There were some really cool sessions at ISME today.   The morning started off with a plenary talk by Lars Peter Nielsen about cable bacteria and I sampled the sessions on “Unusual strategies of microbial energy acquisition,” “Network microbial ecology,” and “Meta-ome information to microbial ecology.”  For each session I have picked a favorite talk starting with Victoria Orphan‘s talk on the archaeal-bacterial partnerships responsible for sulfate-coupled anaerobic oxidation of methane (AOM).

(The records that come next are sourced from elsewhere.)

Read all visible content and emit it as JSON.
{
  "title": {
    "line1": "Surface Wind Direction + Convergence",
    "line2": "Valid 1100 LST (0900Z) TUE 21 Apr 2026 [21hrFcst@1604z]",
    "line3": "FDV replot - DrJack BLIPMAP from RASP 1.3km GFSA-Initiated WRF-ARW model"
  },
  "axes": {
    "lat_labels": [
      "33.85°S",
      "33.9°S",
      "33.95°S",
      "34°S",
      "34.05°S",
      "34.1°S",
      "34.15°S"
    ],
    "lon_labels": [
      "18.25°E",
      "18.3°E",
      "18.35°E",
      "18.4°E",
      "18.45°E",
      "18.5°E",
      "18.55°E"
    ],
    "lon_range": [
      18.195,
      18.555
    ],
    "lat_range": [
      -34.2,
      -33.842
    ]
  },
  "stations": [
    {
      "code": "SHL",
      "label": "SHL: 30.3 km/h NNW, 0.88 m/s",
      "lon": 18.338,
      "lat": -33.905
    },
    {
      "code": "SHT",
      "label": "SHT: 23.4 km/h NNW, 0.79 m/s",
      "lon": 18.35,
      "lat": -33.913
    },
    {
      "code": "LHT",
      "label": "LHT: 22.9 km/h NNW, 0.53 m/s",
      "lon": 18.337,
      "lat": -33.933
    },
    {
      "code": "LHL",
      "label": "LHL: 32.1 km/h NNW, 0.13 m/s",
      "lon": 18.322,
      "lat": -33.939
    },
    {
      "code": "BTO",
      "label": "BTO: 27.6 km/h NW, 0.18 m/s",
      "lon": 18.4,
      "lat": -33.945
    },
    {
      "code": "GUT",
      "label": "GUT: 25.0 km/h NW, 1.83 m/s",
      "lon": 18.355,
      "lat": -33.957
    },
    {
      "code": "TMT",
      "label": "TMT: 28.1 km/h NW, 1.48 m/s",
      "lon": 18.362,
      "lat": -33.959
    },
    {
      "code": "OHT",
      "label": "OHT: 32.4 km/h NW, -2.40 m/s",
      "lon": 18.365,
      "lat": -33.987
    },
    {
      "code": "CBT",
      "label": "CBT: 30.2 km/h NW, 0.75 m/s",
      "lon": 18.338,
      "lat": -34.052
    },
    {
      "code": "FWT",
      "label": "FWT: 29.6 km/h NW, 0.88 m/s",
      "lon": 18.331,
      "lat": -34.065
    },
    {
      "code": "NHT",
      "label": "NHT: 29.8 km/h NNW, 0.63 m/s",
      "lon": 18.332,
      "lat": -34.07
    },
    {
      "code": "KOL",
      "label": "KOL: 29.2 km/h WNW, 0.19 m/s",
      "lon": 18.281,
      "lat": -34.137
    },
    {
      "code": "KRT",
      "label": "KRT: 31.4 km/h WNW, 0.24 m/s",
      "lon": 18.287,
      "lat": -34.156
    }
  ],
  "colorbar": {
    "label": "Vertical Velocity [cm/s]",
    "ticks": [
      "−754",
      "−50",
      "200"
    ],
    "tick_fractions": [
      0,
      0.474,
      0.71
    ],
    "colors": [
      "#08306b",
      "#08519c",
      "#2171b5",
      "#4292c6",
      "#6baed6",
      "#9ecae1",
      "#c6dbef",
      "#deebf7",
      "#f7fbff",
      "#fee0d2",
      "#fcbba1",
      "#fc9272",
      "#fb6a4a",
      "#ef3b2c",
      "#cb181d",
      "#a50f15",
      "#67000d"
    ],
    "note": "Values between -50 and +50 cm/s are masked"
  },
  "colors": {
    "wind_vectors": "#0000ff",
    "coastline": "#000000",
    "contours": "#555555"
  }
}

The beginning of Victoria’s talk summarized the work that her group has completed using a combination of stable isotope tracer experiments and fluorescence in situ hybridization coupled to nanoscale secondary ion mass spectrometry (FISH-nanoSIMS).  Using these techniques, they are able to obtain single-cell resolution of ANME-SRB aggregates.   Her presentation was particularly elegant because, in addition to producing great figures like these (I apologize that they are not from her work..), Victoria’s group was able to 1) identify which microorganisms are bacteria vs archaea in an aggregate and 2) identify which cells are the most active.  She then took this work one step further by using geostatistical methods to identify “hot spots” in the aggregates.  The details of this technique where omitted in the presentation but, from this black-box technique, she was able to conclude that, at the individual cell level,  the spatial proximity of archaeal and bacterial cells was not well correlated to the hot spots of elevated cellular activity.  These finding are inconsistent with previous diffusion-based models proposed by Orcutt and Meile (2008) and, therefore, Victoria finished her talk with the framework for a new model of ANME-SRB interaction in AOM aggregates.

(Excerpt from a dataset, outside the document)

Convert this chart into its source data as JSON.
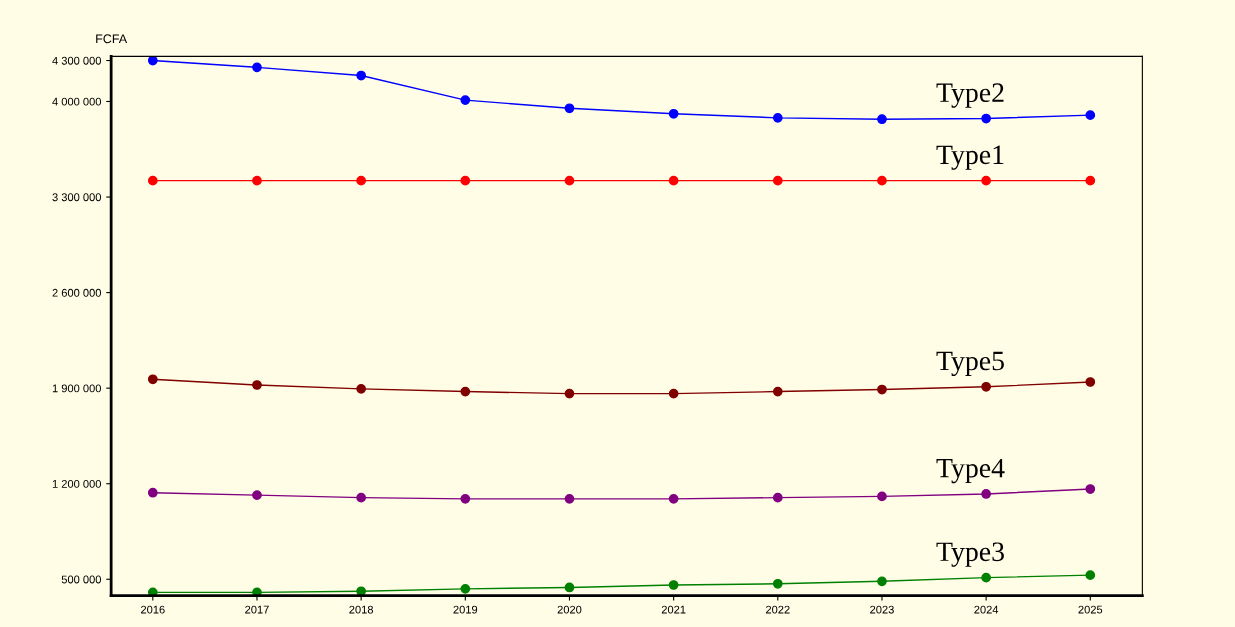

In the “Network microbial ecology” session, I would have to pick Jed Furhman‘s presentation of network analysis from the San Pedro Ocean Time Series.  I may be biased as he is a fellow Trojan, but this dataset (collected every month since 1998) is truly phenomenal.  With a lot of data to play with, Jed performed local similarity analysis on molecular and environmental time series data and, subsequently, visualized these correlations using networks. Kudos go out to the group who (from the talks I have attended) are the only group to discuss protists, bacteria, and viruses in the same session!  I would recommend this paper to all interested in learning more about SPOT and Jed’s work.  From a bioinformatic standpoint, Jed continually stressed that these networks are more of exploratory tool than definitive truth.

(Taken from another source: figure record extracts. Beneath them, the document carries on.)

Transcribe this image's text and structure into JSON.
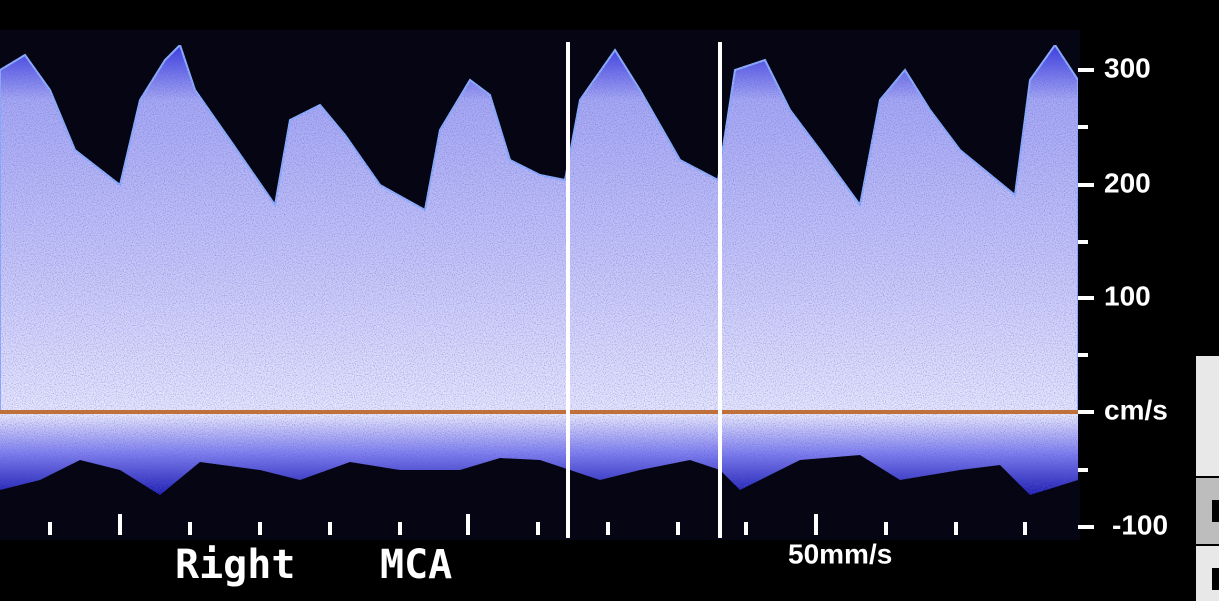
{
  "scale": {
    "labels": [
      "300",
      "200",
      "100",
      "cm/s",
      "-100"
    ]
  },
  "footer": {
    "vessel": [
      "Right",
      "MCA"
    ],
    "sweep_speed": "50mm/s"
  }
}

Finally, the bioinformatic tool of the day and favorite talk in “Meta-ome information to microbial ecology” goes to Mitch Sogin.  He presented Oligotyping and Minimal Entropy Decomposition (MED, joint work with Murat Eren and others).  Oligotyping is a supervised method that uses Shannon entropy to separate groups of closely related sequences into oligotypes.  Thus far, oligotyping has been used on a variety of datasets (Eren et al., 2011Eren et al., 2014Maignien et al., 2014).  MED is the natural successor to Oligotyping.  The details of MED are awaiting publication but Mitch described it as an unsupervised algorithm to separate sequences into groups based on entropy.  The aim of MED is similar to OTU clustering in the sense that you want to group sequences derived from the same organism.  Now, what makes MED special is that, like Oligotyping, it is able to tease apart oligotypes that may otherwise be merged during OTU clustering but, unlike Oligotyping, it can be applied to a dataset composed of different taxa whereas Oligotyping is designed to analyze only 1 group of sequences (OTU/species) at a time.  We were given a taste to some of the results of MED on real datasets and it looks very promising.  Keep  an eye out for this paper!